I see the Quaker movement, at least in the United States, sliding slowly—or maybe not so slowly—toward extinction. I see this decline happening, ironically, in a time when many people in this country seem to have a deep hunger for authentic spiritual nurture and genuine community. Quakerism is a spiritual movement with a rich history of both, offering an entryway into transformative spiritual experience and, at its best, a deeply nurturing community.
How can we better make visible and available and accessible to others—to those who are hungry for these things—the spiritual gifts and faith-filled life that our history and practice makes available to us?
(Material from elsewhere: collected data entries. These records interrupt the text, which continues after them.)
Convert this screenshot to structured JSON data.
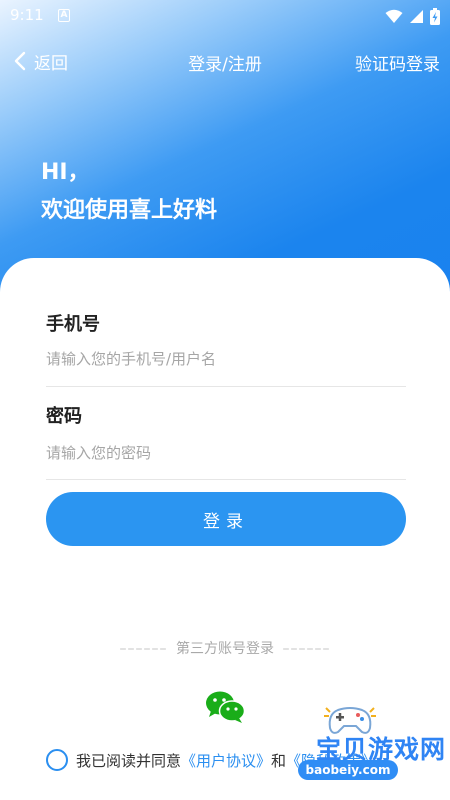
{
  "status_bar": {
    "time": "9:11",
    "notification_icon": "a-badge-icon",
    "icons": [
      "wifi-icon",
      "signal-icon",
      "battery-icon"
    ]
  },
  "nav": {
    "back_label": "返回",
    "title": "登录/注册",
    "right_action": "验证码登录"
  },
  "greeting": {
    "line1": "HI，",
    "line2": "欢迎使用喜上好料"
  },
  "form": {
    "phone": {
      "label": "手机号",
      "placeholder": "请输入您的手机号/用户名",
      "value": ""
    },
    "password": {
      "label": "密码",
      "placeholder": "请输入您的密码",
      "value": ""
    },
    "login_button": "登录"
  },
  "third_party": {
    "dashes": "––––––",
    "label": "第三方账号登录",
    "icon": "wechat-icon"
  },
  "agreement": {
    "checked": false,
    "prefix": "我已阅读并同意",
    "user_agreement": "《用户协议》",
    "and": "和",
    "privacy_policy": "《隐私政策》"
  },
  "watermark": {
    "text": "宝贝游戏网",
    "url": "baobeiy.com"
  },
  "colors": {
    "accent": "#2b95f1",
    "hero_gradient": [
      "#eaf4ff",
      "#3e9bf3",
      "#1a82ef"
    ],
    "wechat_green": "#1aad19"
  }
}
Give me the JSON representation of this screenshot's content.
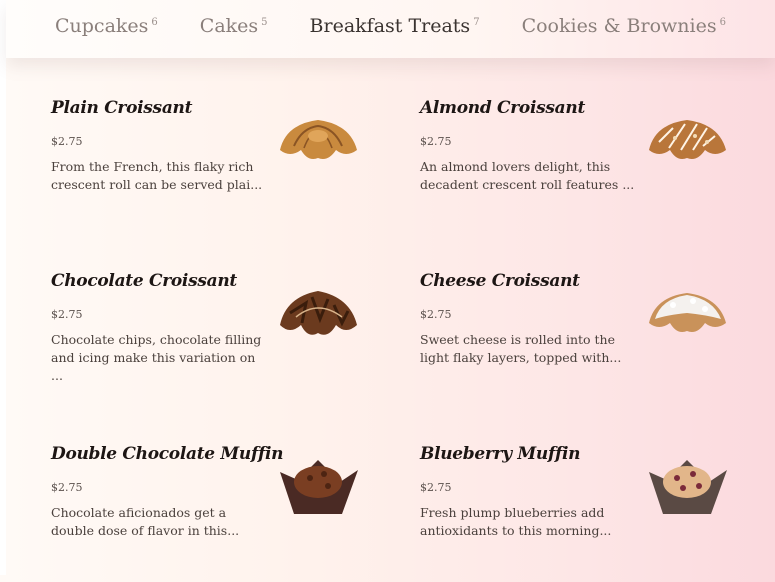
{
  "tabs": [
    {
      "label": "Cupcakes",
      "count": "6"
    },
    {
      "label": "Cakes",
      "count": "5"
    },
    {
      "label": "Breakfast Treats",
      "count": "7"
    },
    {
      "label": "Cookies & Brownies",
      "count": "6"
    }
  ],
  "items": [
    {
      "name": "Plain Croissant",
      "price": "$2.75",
      "desc": "From the French, this flaky rich crescent roll  can be served plai...",
      "icon": "plain-croissant-image"
    },
    {
      "name": "Almond Croissant",
      "price": "$2.75",
      "desc": "An almond lovers delight, this decadent crescent roll features ...",
      "icon": "almond-croissant-image"
    },
    {
      "name": "Chocolate Croissant",
      "price": "$2.75",
      "desc": "Chocolate chips, chocolate filling and icing make this variation on ...",
      "icon": "chocolate-croissant-image"
    },
    {
      "name": "Cheese Croissant",
      "price": "$2.75",
      "desc": "Sweet cheese is rolled into the light flaky layers, topped with...",
      "icon": "cheese-croissant-image"
    },
    {
      "name": "Double Chocolate Muffin",
      "price": "$2.75",
      "desc": "Chocolate aficionados get a double dose of flavor in this...",
      "icon": "double-chocolate-muffin-image"
    },
    {
      "name": "Blueberry Muffin",
      "price": "$2.75",
      "desc": "Fresh plump blueberries add antioxidants to this morning...",
      "icon": "blueberry-muffin-image"
    }
  ]
}
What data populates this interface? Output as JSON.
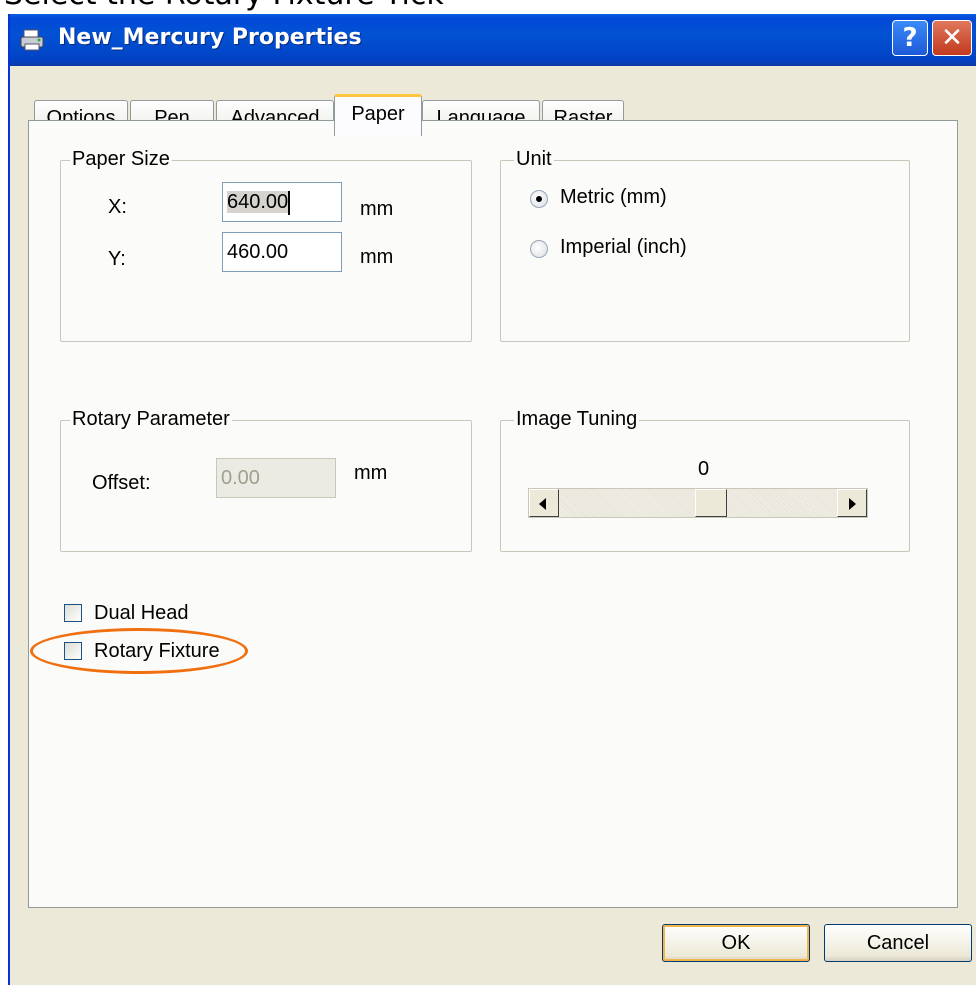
{
  "caption": "Select the Rotary Fixture Tick",
  "window": {
    "title": "New_Mercury Properties",
    "help_label": "?",
    "close_label": "✕"
  },
  "tabs": [
    {
      "label": "Options"
    },
    {
      "label": "Pen"
    },
    {
      "label": "Advanced"
    },
    {
      "label": "Paper",
      "active": true
    },
    {
      "label": "Language"
    },
    {
      "label": "Raster"
    }
  ],
  "paper_size": {
    "legend": "Paper Size",
    "x_label": "X:",
    "x_value": "640.00",
    "x_unit": "mm",
    "y_label": "Y:",
    "y_value": "460.00",
    "y_unit": "mm"
  },
  "unit": {
    "legend": "Unit",
    "options": [
      {
        "label": "Metric (mm)",
        "selected": true
      },
      {
        "label": "Imperial (inch)",
        "selected": false
      }
    ]
  },
  "rotary_parameter": {
    "legend": "Rotary Parameter",
    "offset_label": "Offset:",
    "offset_value": "0.00",
    "offset_unit": "mm"
  },
  "image_tuning": {
    "legend": "Image Tuning",
    "value": "0"
  },
  "checkboxes": [
    {
      "label": "Dual Head",
      "checked": false
    },
    {
      "label": "Rotary Fixture",
      "checked": false
    }
  ],
  "buttons": {
    "ok": "OK",
    "cancel": "Cancel"
  },
  "colors": {
    "title_bar": "#0252d3",
    "annotation": "#f07010",
    "dialog_bg": "#ece9d8"
  }
}
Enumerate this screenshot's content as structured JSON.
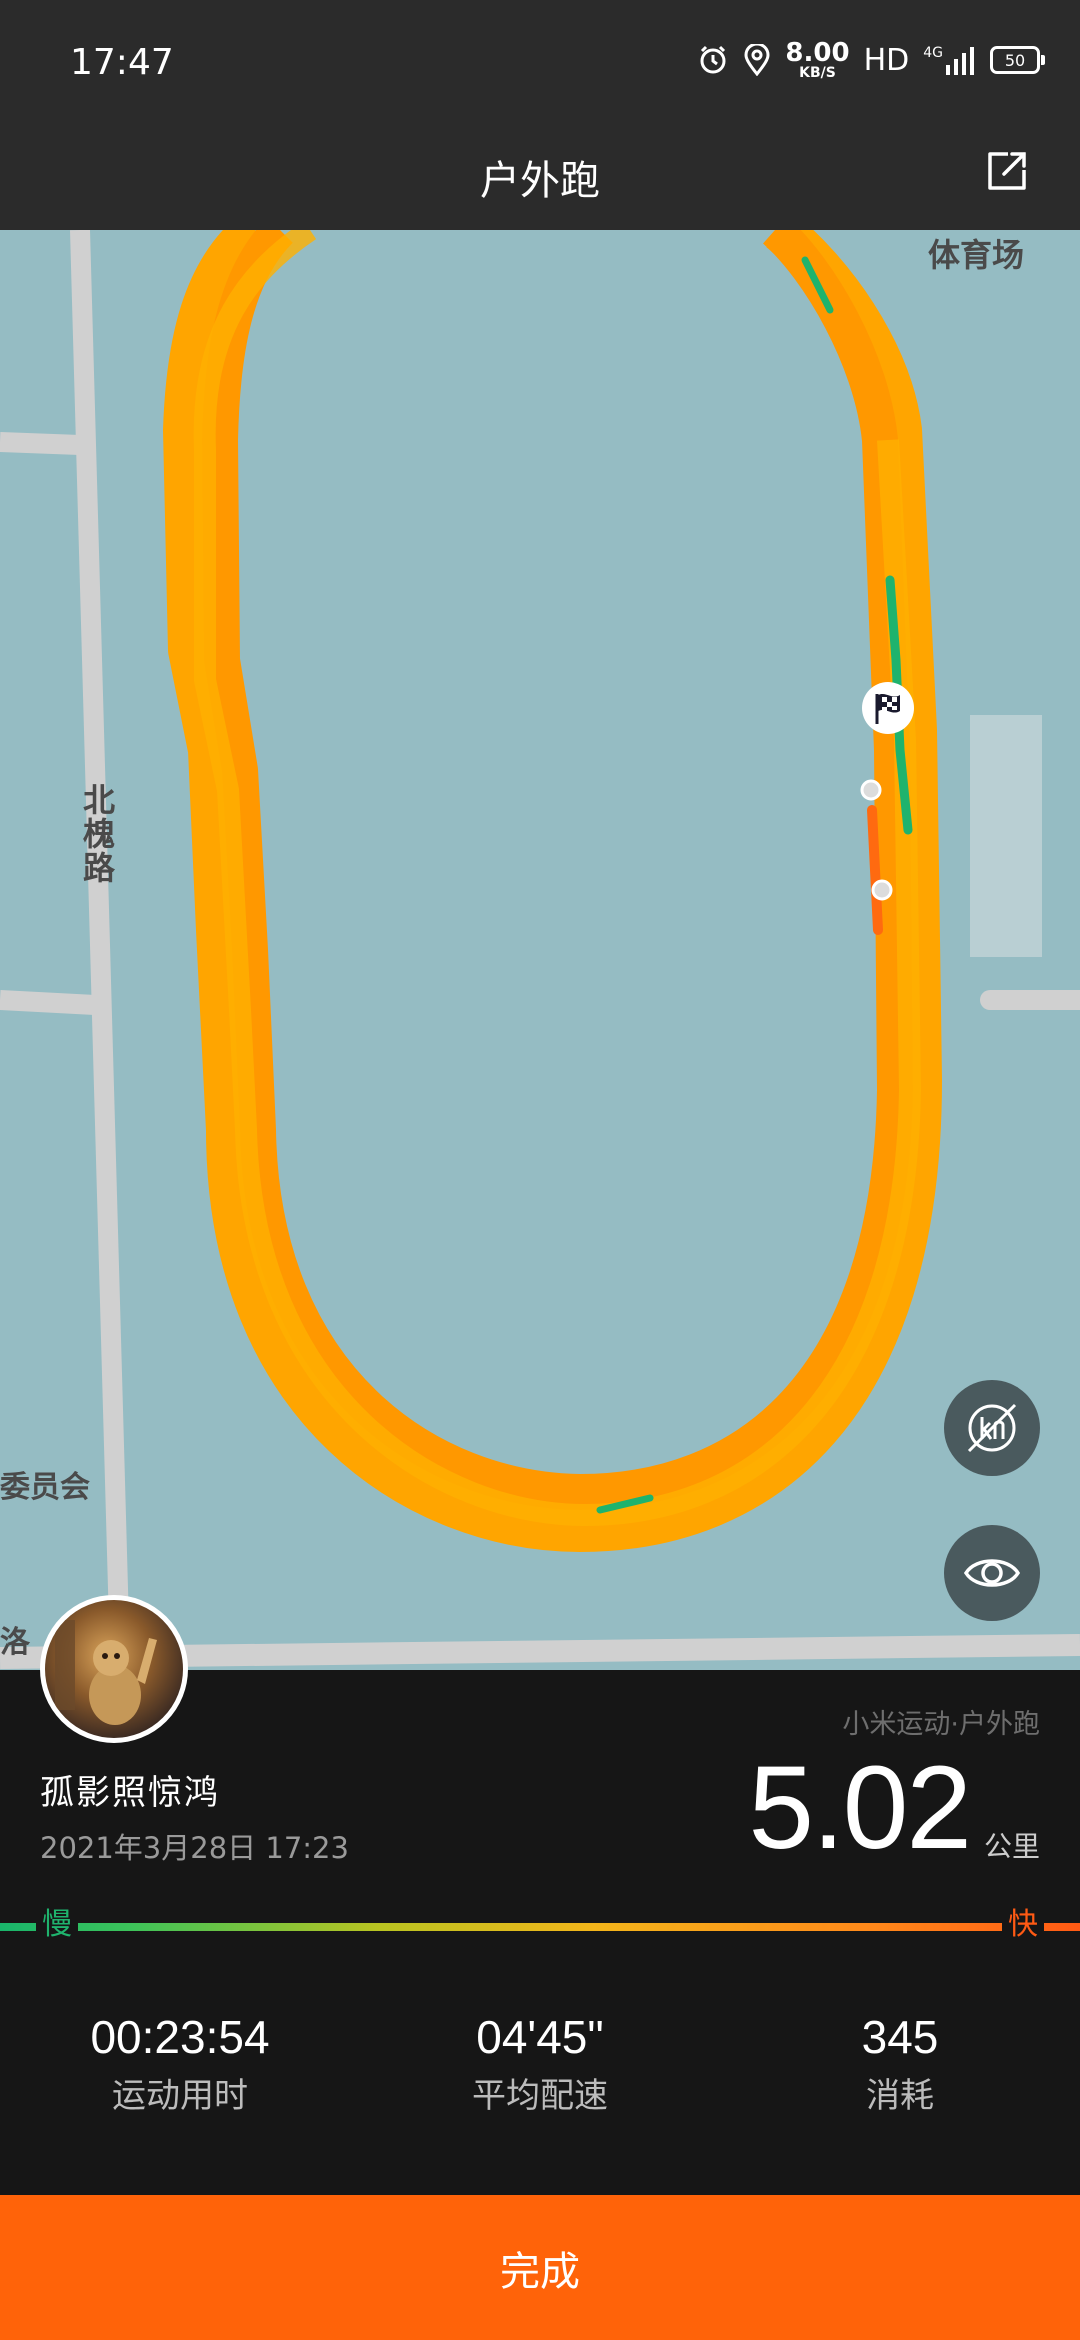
{
  "status_bar": {
    "time": "17:47",
    "net_speed_value": "8.00",
    "net_speed_unit": "KB/S",
    "hd": "HD",
    "network": "4G",
    "battery": "50"
  },
  "header": {
    "title": "户外跑"
  },
  "map": {
    "labels": {
      "venue": "体育场",
      "road": "北槐路",
      "committee": "委员会",
      "partial": "洛"
    },
    "route_color": "#ffa500",
    "fast_segment_color": "#1fb36d",
    "water_color": "#95bcc3"
  },
  "summary": {
    "user_name": "孤影照惊鸿",
    "date": "2021年3月28日  17:23",
    "source": "小米运动·户外跑",
    "distance": "5.02",
    "distance_unit": "公里",
    "slow_label": "慢",
    "fast_label": "快"
  },
  "metrics": [
    {
      "value": "00:23:54",
      "label": "运动用时"
    },
    {
      "value": "04'45\"",
      "label": "平均配速"
    },
    {
      "value": "345",
      "label": "消耗"
    }
  ],
  "done_button": {
    "label": "完成",
    "color": "#ff6309"
  }
}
As we look at these questions, I want to suggest there is some good news hidden within the generally bad. There are a few overarching trends in the several sources of survey data about American religion that are discouraging for “traditional” religion. All these sources describe a landscape where:
The number of people who now claim they have no religious affiliation—a group newly titled “the nones”—is rising, dramatically so in the last decade. This number has, in fact, increased by a third between 2007 and 2012, reaching 20 percent of all U.S. adults.
Attendance at religious services for the last 50 years was actually lower than previously recognized; and it has declined significantly since the 1960s. Now, only about 25 percent of adults in the United States attend weekly or near-weekly; this rate is probably less than half what it was at its zenith in the 1960s.
- The number of people in the United States who say they do not believe in God is at an all-time high—reaching 8 percent, and more than doubling in the last decade.
- Public confidence in religious institutions and their leaders (which used to get among the highest ratings in such polls) is at an all-time low.
These trends are bad news, especially for those who wish to see religious congregations thriving as entities that offer supportive community, compassion, caring action, and moral vision to our larger society.
However, what we also see in the data is an intriguing shift in how people understand themselves religiously (or spiritually) speaking. In 1999 and 2009, a poll asked Americans whether they consider themselves to be spiritual, religious, both, or neither. In that decade, there was a dramatic rise in the number of people who identified as both spiritual and religious.
When the question was asked in 1999, 54 percent of the respondents said they were religious only, and 6 percent answered as both spiritual and religious. Ten years later, only 9 percent identified as religious only, and 48 percent said both.
Combine these numbers with the 30 percent that identified as spiritual only in both polls, and we find that in 1999, only about one-third of respondents described themselves as spiritual, but by 2009 more than three-quarters described themselves using that term. It is difficult to know how an individual who claims to be “spiritual” understands that term, but there seems to be a significant shift occurring.